2 - MPLS (2)

413 38 10
                                    

Entah perasaan Ana yang berlebihan atau bagaimana, di aula terlihat semua orang menatapnya. Ana tak tahu apa yang membuatnya menjadi pusat perhatian sekarang. Apa karena semua orang mengetahui bahwa dirinya terlambat dan mendapat keringanan hukuman? Entahlah, yang jelas, Ana tak menyukai perasaan ini. Dia tak suka tersorot lebih.
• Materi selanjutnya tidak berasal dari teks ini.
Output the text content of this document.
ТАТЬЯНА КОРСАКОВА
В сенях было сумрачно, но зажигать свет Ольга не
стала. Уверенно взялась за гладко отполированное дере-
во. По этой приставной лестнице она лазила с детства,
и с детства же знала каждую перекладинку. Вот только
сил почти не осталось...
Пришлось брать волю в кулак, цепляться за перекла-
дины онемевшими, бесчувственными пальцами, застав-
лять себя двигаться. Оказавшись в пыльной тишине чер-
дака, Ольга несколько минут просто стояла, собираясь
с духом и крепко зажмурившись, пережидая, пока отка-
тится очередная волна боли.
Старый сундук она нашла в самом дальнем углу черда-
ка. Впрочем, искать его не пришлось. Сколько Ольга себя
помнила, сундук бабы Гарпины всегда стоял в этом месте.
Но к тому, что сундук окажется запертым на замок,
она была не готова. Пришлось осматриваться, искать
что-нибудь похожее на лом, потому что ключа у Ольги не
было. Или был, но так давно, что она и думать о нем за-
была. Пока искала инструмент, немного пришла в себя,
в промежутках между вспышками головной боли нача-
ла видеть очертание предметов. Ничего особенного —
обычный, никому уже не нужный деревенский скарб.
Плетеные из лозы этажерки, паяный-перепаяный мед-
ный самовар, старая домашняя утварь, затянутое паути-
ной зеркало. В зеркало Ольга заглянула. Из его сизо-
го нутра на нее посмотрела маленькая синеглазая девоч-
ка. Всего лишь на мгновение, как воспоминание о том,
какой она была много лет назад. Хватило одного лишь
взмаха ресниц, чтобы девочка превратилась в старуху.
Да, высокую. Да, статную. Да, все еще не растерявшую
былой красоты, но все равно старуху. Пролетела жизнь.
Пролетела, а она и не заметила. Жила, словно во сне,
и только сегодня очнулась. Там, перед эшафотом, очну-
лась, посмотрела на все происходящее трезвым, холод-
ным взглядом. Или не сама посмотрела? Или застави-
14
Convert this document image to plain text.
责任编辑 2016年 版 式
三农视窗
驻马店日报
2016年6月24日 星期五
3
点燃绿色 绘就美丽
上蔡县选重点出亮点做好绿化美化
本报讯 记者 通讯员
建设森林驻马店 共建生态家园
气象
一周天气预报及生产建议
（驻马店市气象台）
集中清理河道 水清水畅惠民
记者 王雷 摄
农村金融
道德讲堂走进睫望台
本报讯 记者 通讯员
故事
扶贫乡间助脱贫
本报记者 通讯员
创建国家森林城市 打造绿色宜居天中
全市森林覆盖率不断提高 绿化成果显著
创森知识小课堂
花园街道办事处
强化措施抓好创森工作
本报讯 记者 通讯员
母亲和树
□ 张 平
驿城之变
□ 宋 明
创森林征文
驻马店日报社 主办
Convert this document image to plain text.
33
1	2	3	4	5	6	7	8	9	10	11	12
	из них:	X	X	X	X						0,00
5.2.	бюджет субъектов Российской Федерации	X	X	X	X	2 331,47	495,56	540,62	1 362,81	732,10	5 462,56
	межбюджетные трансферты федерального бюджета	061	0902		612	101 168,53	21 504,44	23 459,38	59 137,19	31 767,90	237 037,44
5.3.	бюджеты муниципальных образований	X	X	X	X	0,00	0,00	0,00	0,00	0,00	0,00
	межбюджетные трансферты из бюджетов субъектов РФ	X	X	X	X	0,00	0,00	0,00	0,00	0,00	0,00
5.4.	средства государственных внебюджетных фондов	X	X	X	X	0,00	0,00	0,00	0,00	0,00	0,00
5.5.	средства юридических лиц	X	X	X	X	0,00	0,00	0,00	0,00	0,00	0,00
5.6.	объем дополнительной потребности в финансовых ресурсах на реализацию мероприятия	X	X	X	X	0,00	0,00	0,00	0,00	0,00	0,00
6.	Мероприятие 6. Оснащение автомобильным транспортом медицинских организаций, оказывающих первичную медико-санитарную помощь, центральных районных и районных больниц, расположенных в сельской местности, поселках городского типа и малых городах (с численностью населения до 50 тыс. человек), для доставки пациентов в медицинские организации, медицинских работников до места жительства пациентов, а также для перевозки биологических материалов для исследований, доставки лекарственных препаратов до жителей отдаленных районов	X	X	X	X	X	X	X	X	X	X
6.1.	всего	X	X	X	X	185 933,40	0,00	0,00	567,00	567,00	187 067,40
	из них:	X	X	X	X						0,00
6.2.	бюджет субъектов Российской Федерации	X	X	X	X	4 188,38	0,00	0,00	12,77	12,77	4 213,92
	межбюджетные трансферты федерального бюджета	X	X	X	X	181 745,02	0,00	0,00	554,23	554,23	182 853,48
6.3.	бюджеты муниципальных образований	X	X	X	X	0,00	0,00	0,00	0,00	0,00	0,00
Dia juga menyadari bahwa beberapa panitia memperhatikannya sepanjang koridor menuju aula. 

Apa karena dirinya bersama Arga?

Naja menatap Arga penuh godaan saat mengantar seorang siswi yang tadi sempat membuat semua panitia heboh. "Buset, harus banget nganter sampai ke dalam?" tanya Naja dengan wajah tengilnya.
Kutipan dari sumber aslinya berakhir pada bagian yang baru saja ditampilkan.